The case for prevention
There are many publications that make a strong social, financial and even economic case for early action and which call for more investment in it.
The National Audit Office in 2013 published an early action landscape review that concluded that early action has the potential to result in better outcomes and greater value for money, commenting “in principle, early action can provide positive social and economic outcomes and reduce overall public spending by preventing problems becoming embedded.” It defines early action as “the early deployment of resources by public bodies to prevent problems occurring or getting worse in service provision, rather than spending money reactively once those problems have occurred.”
The Early Action Task Force has written about the “triple dividend: thriving lives, costing less, contributing more.” It argues that early action isn’t only cheaper than later action and important for social wellbeing; it helps to reduce the deficit and to increase growth. A population that is “ready for everything” contributes more. Public spending goes down and growth goes up.
The economic case was explored by members of the Early Action Task Force in 2016 in A Question of Growth: How earlier action can promote good growth where many make the point that, although early action increases economic activity and the social infrastructure that supports growth, economic growth as a goal can be negative where it creates poverty and reduces social and environmental sustainability. There are calls for redefining growth to capture this.

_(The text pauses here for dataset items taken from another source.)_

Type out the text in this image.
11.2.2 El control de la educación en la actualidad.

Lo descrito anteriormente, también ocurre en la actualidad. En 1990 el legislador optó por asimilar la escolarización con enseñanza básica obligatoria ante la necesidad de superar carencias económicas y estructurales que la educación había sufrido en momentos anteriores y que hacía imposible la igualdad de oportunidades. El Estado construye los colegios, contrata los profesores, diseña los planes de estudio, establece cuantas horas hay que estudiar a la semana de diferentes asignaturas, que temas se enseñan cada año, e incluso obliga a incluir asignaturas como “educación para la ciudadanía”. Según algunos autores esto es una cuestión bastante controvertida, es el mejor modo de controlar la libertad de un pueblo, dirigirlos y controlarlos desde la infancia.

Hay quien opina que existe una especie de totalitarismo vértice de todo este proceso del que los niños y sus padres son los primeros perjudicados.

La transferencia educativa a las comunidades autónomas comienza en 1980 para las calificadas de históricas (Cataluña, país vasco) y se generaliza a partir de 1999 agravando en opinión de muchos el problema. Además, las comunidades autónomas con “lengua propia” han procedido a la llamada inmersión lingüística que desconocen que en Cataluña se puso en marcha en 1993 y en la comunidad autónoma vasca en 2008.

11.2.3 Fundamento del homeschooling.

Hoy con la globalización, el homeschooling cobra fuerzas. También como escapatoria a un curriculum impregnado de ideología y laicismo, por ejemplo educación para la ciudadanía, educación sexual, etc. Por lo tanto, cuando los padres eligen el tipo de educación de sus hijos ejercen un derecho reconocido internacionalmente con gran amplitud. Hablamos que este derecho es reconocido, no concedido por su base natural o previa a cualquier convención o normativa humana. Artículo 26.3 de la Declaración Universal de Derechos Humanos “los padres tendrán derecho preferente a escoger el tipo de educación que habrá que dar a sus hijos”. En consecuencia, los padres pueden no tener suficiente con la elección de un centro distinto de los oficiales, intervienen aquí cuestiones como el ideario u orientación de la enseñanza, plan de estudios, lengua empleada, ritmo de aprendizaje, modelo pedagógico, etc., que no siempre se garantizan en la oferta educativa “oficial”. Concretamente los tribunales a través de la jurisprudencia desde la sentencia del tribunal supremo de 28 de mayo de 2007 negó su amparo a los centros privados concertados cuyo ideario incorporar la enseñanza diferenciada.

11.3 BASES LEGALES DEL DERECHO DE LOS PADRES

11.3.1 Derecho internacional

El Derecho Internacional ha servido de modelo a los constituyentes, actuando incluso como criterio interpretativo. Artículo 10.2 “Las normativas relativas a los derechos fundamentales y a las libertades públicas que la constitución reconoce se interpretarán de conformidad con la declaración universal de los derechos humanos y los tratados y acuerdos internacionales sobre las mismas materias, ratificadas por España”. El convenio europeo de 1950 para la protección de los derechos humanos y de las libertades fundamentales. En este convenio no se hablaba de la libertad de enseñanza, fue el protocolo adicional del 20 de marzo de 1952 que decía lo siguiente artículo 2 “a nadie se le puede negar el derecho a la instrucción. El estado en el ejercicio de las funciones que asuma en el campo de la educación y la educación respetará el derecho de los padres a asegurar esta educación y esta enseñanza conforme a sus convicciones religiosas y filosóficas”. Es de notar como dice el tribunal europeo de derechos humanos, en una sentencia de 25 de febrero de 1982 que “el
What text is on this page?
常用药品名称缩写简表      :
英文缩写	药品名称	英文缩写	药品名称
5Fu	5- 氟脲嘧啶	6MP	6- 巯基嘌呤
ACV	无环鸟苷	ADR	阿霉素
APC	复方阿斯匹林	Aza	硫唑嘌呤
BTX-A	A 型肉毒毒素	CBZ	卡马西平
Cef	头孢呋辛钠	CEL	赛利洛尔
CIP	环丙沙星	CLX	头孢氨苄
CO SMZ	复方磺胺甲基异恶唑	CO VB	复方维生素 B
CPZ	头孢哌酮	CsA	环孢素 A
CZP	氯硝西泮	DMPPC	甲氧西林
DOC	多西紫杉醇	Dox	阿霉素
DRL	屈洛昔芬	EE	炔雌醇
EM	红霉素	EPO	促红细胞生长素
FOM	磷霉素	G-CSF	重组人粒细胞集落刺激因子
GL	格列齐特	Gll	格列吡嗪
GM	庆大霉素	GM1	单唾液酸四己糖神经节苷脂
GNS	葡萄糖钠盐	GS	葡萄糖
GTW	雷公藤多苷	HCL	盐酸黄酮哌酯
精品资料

The RSA’s Inclusive Growth Commission in its interim report has called for significant investment in prevention and writes that “if the government is serious about inclusive growth, it needs to invest (rather than simply accrue cost) in social infrastructure in the same way that it does now in physical infrastructure, assuming the same long-term multiplier effects about the nature and size of economic growth. It needs to redefine as investment the work we need to do to bring people and places up to the level where they can take part equally in the economy.” Amongst other things, the Commission is now looking at a better definition of economic growth that captures the concept of inclusive growth.